Segundo Filipe Papaiordanou, advogado criminalista e professor, “os fatos que o PL da anistia está buscando anistiar são anteriores, de 8 de janeiro de 2023, de modo que qualquer lei que mude o quadro penal material para pior não pode ser aplicada”.
A discussão sobre a eventual concessão da anistia, contudo, vai além. Mesmo que o projeto sobre o tema se torne lei, advogados acreditam que a constitucionalidade do texto será questionada.
A Constituição Federal brasileira vigente entende que são “inafiançáveis e insuscetíveis de graça ou anistia” a prática da tortura, o tráfico ilícito de entorpecentes, o terrorismo e os definidos como crimes hediondos.
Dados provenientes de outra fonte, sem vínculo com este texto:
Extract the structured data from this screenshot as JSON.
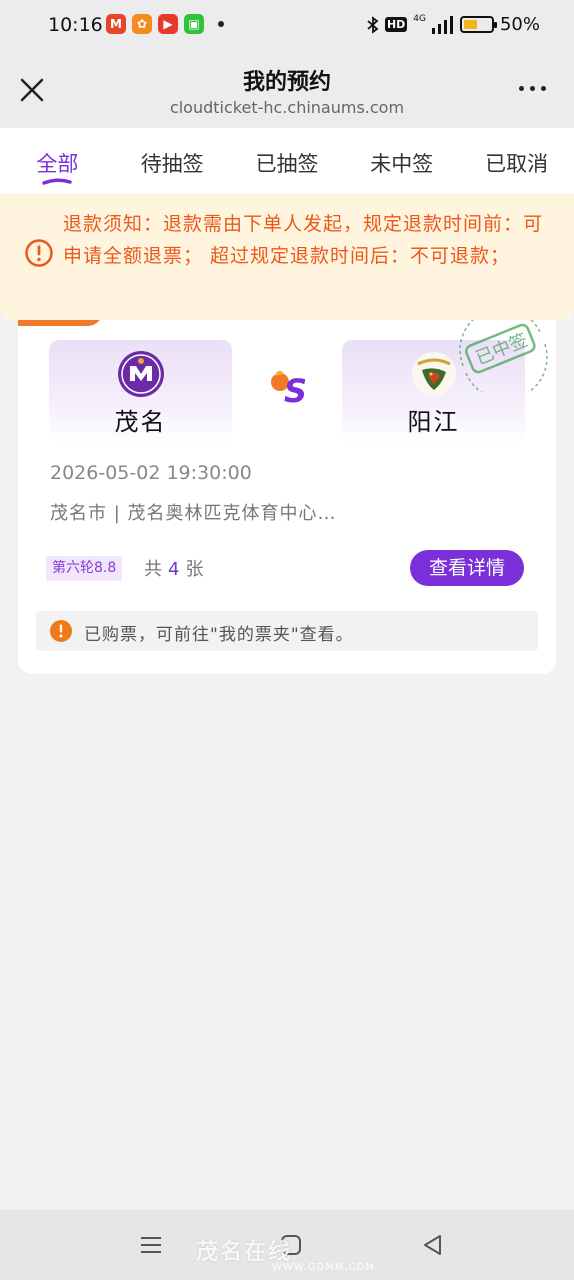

O ministro Flávio Dino, da 1ª Turma do STF, citou em seu voto que crimes atentatórios ao Estado democrático de Direito “já foram declarados pelo Plenário do Supremo Tribunal Federal como insuscetíveis de indulto ou anistia”.
Lembremos que atualmente exaltado por apoiadores de Jair Bolsonaro por conta da divergência que está abrindo no julgamento do ex-presidente no Supremo Tribunal Federal (STF), o ministro Luiz Fux foi indicado à Corte pela então presidente petista Dilma Rousseff em 2011. Fux começou a carreira como promotor de Justiça no Rio de Janeiro, na década de 1970, antes de ingressar na magistratura em 1983.
Passou pelo Tribunal de Justiça do Rio e pelo Superior Tribunal de Justiça (STJ). Também é professor titular da Universidade do Estado do Rio de Janeiro (UERJ) e reconhecido acadêmico de Direito Processual. O ministro já foi considerado um dos mais punitivistas da Corte, conhecido por agir com dureza no caso do Mensalão e por chancelar as decisões da operação Lava Jato.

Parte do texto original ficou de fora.